Dalla rassegna stampa Cinema

Parte il festival delle grandi anteprime

Stasera inaugurazione del Torino Gay & Lesbian Film Festival con «Azul y no tan rosa» di Miguel Ferrari. Madrina Ambra Angiolini, tra gli ospiti Orietta Berti, Vladimir Luxuria, Fabio Canino e Carlo Gabardini

Ambra e Emma Dante star del TGLFF a Torino

TORINO – Hanno voglia di dimostrarlo in parecchi modi che stanno guardando in là, con qualche certezza in più, se mai fosse possibile da bilancio: e così hanno cominciato con mutare un po’ il nome, diventato «TGLFF – Torino Gay & Lesbian Film Festival». Stasera apre gli schermi al Cinema Massimo la 29ª edizione e si propone, nella stessa sala, fino al 6 maggio con sei anteprime mondiali e 72 nazionali per un totale di 137 pellicole. E con un motto: «L’altro Festival»: che per il gruppo diretto da Giovanni Minerba significa l’essenza della rassegna, il suo essere «altro» nel combattere i pregiudizi con l’arte del cinema e con il coinvolgimento degli spettatori in scelte che offrano una visione sempre più allargata e reale del mondo.

Il film di apertura
La pellicola di questa sera è «Azul y no tan rosa» del regista venezuelano Miguel Ferrari (replica domani alle 14,15), in concorso nella sezione lungometraggi – fra i giurati, Paola Pitagora e Pippo Delbono – ed è la storia di Diego e Fabrizio, a cui si aggiunge il figlio di Diego, adolescente lontano dal padre da tempo.
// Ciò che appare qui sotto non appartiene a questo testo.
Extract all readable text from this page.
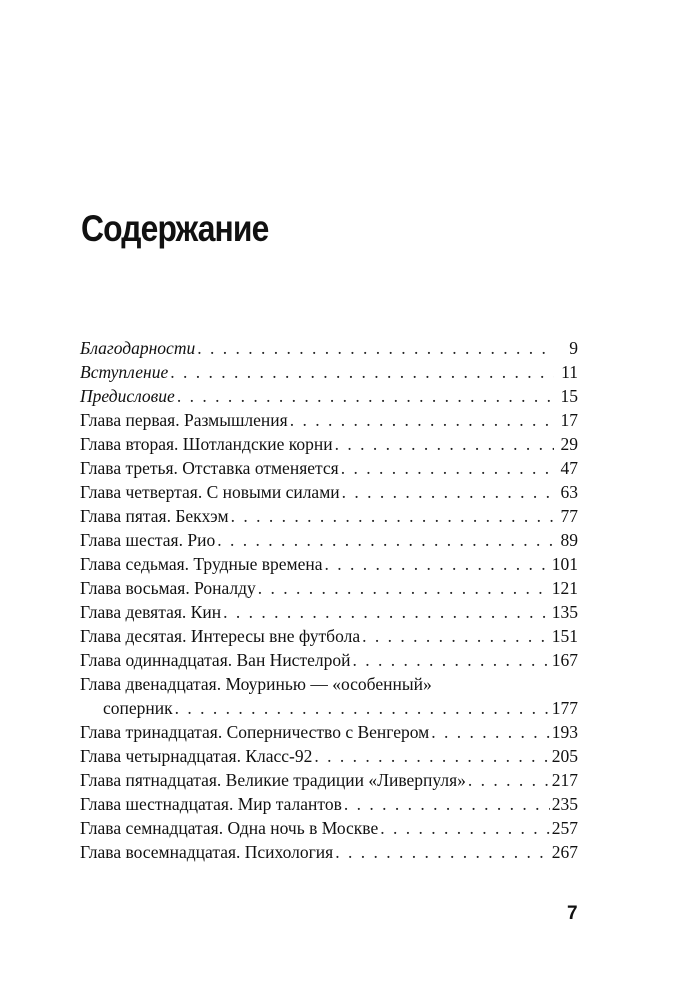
Содержание
Благодарности . . .	9
Вступление . . .	11
Предисловие . . .	15
Глава первая. Размышления . . .	17
Глава вторая. Шотландские корни . . .	29
Глава третья. Отставка отменяется . . .	47
Глава четвертая. С новыми силами . . .	63
Глава пятая. Бекхэм . . .	77
Глава шестая. Рио . . .	89
Глава седьмая. Трудные времена . . .	101
Глава восьмая. Роналду . . .	121
Глава девятая. Кин . . .	135
Глава десятая. Интересы вне футбола . . .	151
Глава одиннадцатая. Ван Нистелрой . . .	167
Глава двенадцатая. Моуринью — «особенный»
соперник . . .	177
Глава тринадцатая. Соперничество с Венгером . . .	193
Глава четырнадцатая. Класс-92 . . .	205
Глава пятнадцатая. Великие традиции «Ливерпуля» . . .	217
Глава шестнадцатая. Мир талантов . . .	235
Глава семнадцатая. Одна ночь в Москве . . .	257
Глава восемнадцатая. Психология . . .	267
7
Non solo, una manifestazione di omofobia manda Fabrizio in coma, e sullo sfondo l’autore ha scelto le parole e la musica di «Non sono una signora» della Bertè, interpretate dalla trans Delirio del Rio. Ma prima della proiezione, come da protocollo, il festival avrà la sua cerimonia: madrina Ambra Angiolini, ospite musicale Orietta Berti, interventi dell’attore Carlo Gabardini, del conduttore Fabio Canino e di Vladimir Luxuria, testimonial della sezione «Dalla Russia con amore» sulle discriminazioni in Russia: già domani alle 16,30 passa sullo schermo «Compaign of Hate: Russia and gay propaganda» di Michael Lucas, alias Lucas kazan, attore e produttore porno. È il suo viaggio nella terra di Putin, con interviste a coppie clandestine, transessuali e omosessuali di tutte le età.

Le tematiche
Quel che succede ai giovani, rispetto alla facilità con cui possono essere vittime di atti di bullismo, oppure la loro ribellione, o produzione artistica è una delle tematiche del festival: domani alle 18,15, in concorso, passa «Of girls and horsen» di Monika Treut: Alex, 16 anni, viene mandata dalla madre in una fattoria a lavorare, lì incontra la sua insegnante trentenne lesbica e una coetanea dell’alta società: nascerà un’amicizia. E nel «focus famiglia» alle 22 è programmato «Straight with you»: l’unidcenne Melvin è gay, i genitori lo sanno già, ma non i compagni di scuola.